In any job interview process, you should approach the topic of salary professionally and respectfully. Here are some tips on how to frame the conversation with your hiring manager:

  • Be Courteous: Use polite language and be straightforward (again, in a polite way). Never say something like ‘How much money will I get?’. In fact, the word ‘money’ should be on your stop list as being too blatant (it’s better not to say ‘salary’ as well). Instead, phrase the question more carefully, like ‘Can you give me an idea of what the compensation package for this role looks like?’.
  • Focus on Your Value: Avoid focusing on personal needs—the company recruiter won’t offer you a higher salary because you’re planning to buy a house. Take a more professional and subtle approach: emphasize your interest in finding a package that aligns with your skills rather than demanding more money off the cuff.
  • Listen Actively: Don’t speak only when the interviewer asks a question or it’ll seem as if you’re zoning out. Instead, use the active listening technique: pay attention and allow the employer to share their thoughts, then provide feedback and/or ask follow-up questions. Staying fully invested may give you the upper hand when discussing salary expectations.
  • Know When Employers Are Not Fully Forthright: When the employer says they don’t know what they budgeted for this position or invites you to the second interview without telling you the numbers, it’s a red flag. Mostly, this means they’ll offer you a salary that’s as low as possible.
  • You Don’t Have to Reveal Your Current Salary: By revealing what you get in your current job, you may only lose the advantage and give the HR department some leeway with your pay range.

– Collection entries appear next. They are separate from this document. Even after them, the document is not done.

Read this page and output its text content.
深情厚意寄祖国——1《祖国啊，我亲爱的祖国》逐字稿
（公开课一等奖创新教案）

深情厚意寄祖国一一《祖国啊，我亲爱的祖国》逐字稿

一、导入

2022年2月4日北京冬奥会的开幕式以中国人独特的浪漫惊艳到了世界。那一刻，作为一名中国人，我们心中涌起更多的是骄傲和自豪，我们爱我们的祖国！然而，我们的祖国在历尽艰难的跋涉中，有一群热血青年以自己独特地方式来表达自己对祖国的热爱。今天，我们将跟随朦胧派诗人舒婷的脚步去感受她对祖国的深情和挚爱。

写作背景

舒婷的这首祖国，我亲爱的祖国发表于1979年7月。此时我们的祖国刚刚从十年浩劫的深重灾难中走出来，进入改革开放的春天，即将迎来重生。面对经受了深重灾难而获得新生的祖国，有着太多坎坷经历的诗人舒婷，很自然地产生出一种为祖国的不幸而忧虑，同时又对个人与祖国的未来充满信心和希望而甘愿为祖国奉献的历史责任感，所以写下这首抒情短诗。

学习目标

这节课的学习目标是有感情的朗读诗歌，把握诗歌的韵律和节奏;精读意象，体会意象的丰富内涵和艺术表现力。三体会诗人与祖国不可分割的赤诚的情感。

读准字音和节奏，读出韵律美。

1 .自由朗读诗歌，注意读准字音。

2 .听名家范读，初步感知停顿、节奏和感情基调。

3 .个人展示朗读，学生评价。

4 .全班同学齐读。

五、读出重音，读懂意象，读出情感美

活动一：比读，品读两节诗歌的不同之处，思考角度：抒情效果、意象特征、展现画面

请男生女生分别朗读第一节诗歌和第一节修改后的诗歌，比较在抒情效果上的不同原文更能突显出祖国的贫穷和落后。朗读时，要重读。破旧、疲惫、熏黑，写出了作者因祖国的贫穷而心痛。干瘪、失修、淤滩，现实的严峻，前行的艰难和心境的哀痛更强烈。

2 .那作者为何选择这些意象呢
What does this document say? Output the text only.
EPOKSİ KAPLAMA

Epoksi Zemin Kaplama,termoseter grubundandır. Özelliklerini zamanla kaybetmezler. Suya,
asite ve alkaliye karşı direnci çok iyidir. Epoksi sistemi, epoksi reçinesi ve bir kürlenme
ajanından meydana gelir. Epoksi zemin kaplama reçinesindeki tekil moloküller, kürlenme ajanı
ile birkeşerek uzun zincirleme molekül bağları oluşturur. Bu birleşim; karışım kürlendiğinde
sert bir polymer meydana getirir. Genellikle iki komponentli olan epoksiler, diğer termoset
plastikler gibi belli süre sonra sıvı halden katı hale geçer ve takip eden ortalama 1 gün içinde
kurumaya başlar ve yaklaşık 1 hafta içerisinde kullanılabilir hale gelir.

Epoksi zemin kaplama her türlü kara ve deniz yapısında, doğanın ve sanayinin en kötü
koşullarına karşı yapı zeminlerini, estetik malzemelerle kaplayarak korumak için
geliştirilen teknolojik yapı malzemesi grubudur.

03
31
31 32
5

Final Thoughts on Negotiating Salary

here's how to ask how much a job pays if you're the right candidate

Discussing your compensation will almost certainly be a challenging part of the job interview, but also a crucial one. After all, if you accept a starting salary that’s lower than expected, it’ll only put you under financial stress and eventually make you feel dissatisfied with your new job and career in general. Low pay often results in returning to job search, and you know how long it takes!

If you take time to prepare, it’ll pay off many times over! Research the company, prepare for the job interview, choose the right moment, be professional and respectful—and you’ll be able to confidently ask about the salary and negotiate fair compensation for your skills and experience.